When Streets tracks first appeared in DJ sets and on garage mix albums circa 2000, they made for an interesting change of pace; instead of hyper-speed ragga chatting or candy-coated divas (or both), listeners heard banging tracks hosted by a strangely conversational bloke with a mock cockney accent and a half-singing, half-rapping delivery. It was Mike Skinner, producer and MC, the half-clued-up, half-clueless voice behind club hits "Has It Come to This?" and "Let's Push Things Forward." Facing an entire full-length of Streets tracks hardly sounded like a pleasant prospect, but Skinner's debut, Original Pirate Material, is an excellent listen -- much better than the heavy-handed hype would make you think. Unlike most garage LPs, it's certainly not a substitute for a night out; it's more a statement on modern-day British youth, complete with all the references to Playstations, Indian takeaway, and copious amounts of cannabis you'd expect. Skinner also has a refreshing way of writing songs, not tracks, that immediately distinguishes him from most in the garage scene. True, describing his delivery as rapping would be giving an undeserved compliment (you surely wouldn't hear any American rappers dropping bombs like this line: "I wholeheartedly agree with your viewpoint"). Still, nearly every song here succeeds wildly, first place (after the hits) going to "The Irony of It All," on which Skinner and a stereotypical British lout go back and forth "debating" the merits of weed and lager, respectively (Skinner's meek, agreeable commentary increasingly, and hilariously, causes "Terry" to go off the edge). The production is also excellent; "Let's Push Things Forward" is all lurching ragga flow, with a one-note organ line and drunken trumpets barely pushing the chorus forward. "Sharp Darts" and "Too Much Brandy" have short, brutal tech lines driving them, and really don't need any more for maximum impact. Though club-phobic listeners may find it difficult placing Skinner as just the latest dot along a line connecting quintessentially British musicians/humorists/social critics Nöel Coward, the Kinks, Ian Dury, the Jam, the Specials, and Happy Mondays, Original Pirate Material is a rare garage album: that is, one with a shelf life beyond six months.

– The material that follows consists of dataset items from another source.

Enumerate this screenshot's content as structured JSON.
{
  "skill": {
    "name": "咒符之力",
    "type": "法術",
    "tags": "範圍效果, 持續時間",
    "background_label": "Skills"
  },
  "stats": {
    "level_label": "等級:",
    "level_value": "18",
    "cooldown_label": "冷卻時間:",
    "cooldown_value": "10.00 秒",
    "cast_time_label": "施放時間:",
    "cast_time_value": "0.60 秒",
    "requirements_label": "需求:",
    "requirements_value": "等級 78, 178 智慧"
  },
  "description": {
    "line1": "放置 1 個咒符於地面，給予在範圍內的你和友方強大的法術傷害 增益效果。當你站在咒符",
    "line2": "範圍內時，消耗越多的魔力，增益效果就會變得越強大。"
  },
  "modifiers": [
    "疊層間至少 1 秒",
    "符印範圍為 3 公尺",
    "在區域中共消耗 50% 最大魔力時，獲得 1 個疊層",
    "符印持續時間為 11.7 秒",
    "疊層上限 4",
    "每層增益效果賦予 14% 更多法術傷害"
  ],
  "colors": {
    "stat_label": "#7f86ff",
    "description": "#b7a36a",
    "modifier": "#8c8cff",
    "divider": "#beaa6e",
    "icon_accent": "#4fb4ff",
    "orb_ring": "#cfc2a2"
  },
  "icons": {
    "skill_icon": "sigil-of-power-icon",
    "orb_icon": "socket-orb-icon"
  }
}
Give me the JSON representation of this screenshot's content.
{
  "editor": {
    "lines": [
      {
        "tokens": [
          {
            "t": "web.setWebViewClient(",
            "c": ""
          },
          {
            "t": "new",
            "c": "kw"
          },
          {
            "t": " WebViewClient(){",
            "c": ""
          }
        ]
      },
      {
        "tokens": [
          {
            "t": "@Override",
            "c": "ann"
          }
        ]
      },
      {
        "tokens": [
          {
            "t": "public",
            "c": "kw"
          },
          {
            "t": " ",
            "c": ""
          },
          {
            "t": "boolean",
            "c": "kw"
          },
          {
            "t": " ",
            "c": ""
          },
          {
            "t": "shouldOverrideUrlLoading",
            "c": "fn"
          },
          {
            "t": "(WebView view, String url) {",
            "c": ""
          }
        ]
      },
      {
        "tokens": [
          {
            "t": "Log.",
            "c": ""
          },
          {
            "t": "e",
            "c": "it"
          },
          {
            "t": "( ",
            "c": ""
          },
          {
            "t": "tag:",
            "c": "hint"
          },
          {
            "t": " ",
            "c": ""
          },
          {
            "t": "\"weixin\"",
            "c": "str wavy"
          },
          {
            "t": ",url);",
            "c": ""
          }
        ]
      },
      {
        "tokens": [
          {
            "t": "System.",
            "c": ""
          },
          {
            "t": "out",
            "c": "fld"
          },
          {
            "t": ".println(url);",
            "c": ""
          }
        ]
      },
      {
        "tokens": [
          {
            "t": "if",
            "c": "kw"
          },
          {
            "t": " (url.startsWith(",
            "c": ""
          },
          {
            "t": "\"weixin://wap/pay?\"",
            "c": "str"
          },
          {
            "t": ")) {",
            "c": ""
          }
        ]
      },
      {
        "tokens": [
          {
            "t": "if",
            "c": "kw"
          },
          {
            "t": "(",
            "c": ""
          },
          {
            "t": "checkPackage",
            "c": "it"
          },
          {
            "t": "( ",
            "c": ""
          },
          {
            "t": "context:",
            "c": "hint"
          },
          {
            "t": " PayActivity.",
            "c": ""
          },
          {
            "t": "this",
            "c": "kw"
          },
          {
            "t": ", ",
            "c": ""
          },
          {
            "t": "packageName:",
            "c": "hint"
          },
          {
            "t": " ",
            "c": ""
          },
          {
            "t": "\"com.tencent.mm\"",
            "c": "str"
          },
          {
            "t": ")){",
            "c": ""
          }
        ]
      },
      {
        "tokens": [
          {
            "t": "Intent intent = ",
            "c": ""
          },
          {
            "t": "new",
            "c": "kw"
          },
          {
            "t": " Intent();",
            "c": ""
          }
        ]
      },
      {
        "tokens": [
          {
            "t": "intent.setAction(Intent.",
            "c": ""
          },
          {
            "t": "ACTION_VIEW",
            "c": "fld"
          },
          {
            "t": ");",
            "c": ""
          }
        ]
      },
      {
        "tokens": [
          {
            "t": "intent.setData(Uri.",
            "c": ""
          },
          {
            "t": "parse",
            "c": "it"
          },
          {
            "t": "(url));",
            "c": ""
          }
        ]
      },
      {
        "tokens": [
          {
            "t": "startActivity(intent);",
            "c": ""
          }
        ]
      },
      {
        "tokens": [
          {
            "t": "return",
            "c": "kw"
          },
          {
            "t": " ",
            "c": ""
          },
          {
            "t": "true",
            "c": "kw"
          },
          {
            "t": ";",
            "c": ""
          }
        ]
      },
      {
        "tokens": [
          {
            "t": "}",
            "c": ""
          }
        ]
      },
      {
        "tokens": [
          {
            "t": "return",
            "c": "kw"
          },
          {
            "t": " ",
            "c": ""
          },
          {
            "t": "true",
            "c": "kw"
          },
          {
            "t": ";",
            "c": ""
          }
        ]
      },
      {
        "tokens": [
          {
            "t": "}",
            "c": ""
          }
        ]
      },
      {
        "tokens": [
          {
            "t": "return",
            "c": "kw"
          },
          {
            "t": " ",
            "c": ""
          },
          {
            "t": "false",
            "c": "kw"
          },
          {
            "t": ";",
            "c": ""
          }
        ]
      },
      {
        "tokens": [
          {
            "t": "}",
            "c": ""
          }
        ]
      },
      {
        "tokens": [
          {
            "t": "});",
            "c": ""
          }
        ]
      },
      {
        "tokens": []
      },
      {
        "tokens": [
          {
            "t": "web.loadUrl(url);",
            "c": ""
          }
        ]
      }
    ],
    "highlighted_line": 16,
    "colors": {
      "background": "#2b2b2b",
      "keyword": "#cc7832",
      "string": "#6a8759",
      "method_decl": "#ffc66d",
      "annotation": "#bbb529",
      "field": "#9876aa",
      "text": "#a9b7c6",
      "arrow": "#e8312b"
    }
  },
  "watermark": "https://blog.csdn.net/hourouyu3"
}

While Richard Thompson's devotees will tell you the man is a triple-threat genius -- passionate vocalist, compelling songwriter, and sterling guitarist -- even his most loyal supporters will concede that the dour nature of his songs and the no-frills production of many of his albums make the bulk of his catalog tough sledding for the uninitiated. Given this, 1991's Rumor and Sigh is arguably the best album for those wanting to sample Thompson's work for the first time. It captures Thompson at the top of his form on all fronts, but also gives his songs just enough polish to make them approachable for the unconverted, and though it's several shades darker than the average adult-contemporary album, it honors Thompson's obsession with romantic despair and the less pleasant quirks of fate without sounding depressing in the process. Producer Mitchell Froom tricked up Thompson's sound a bit, but his approach added to the material rather than interfering with it; the topsy-turvy keyboards and sharp, snapping drum sound on "Gray Walls" and "You Dream Too Much" actually add to their narrative drama, and Froom coaxed some of Thompson's most soulful vocals on "Why Must I Plead" and "I Misunderstood." Thompson actually gets funny on "Don't Sit On My Jimmy Shands" and the darkly hilarious "Psycho Street," and Thompson fans who like his work straight with no chaser will be knocked flat by "1952 Vincent Black Lightning," perhaps the best traditional-style number in his songbook, and the harrowing "God Loves A Drunk," an unnerving tale of several kinds of addiction. While Rumor and Sigh is quite slick by Thompson's standards, its clean lines and bright mix serve both the songs and the bandleader quite well, and make Thompson's tunes sound like the radio hits they've always deserved to be.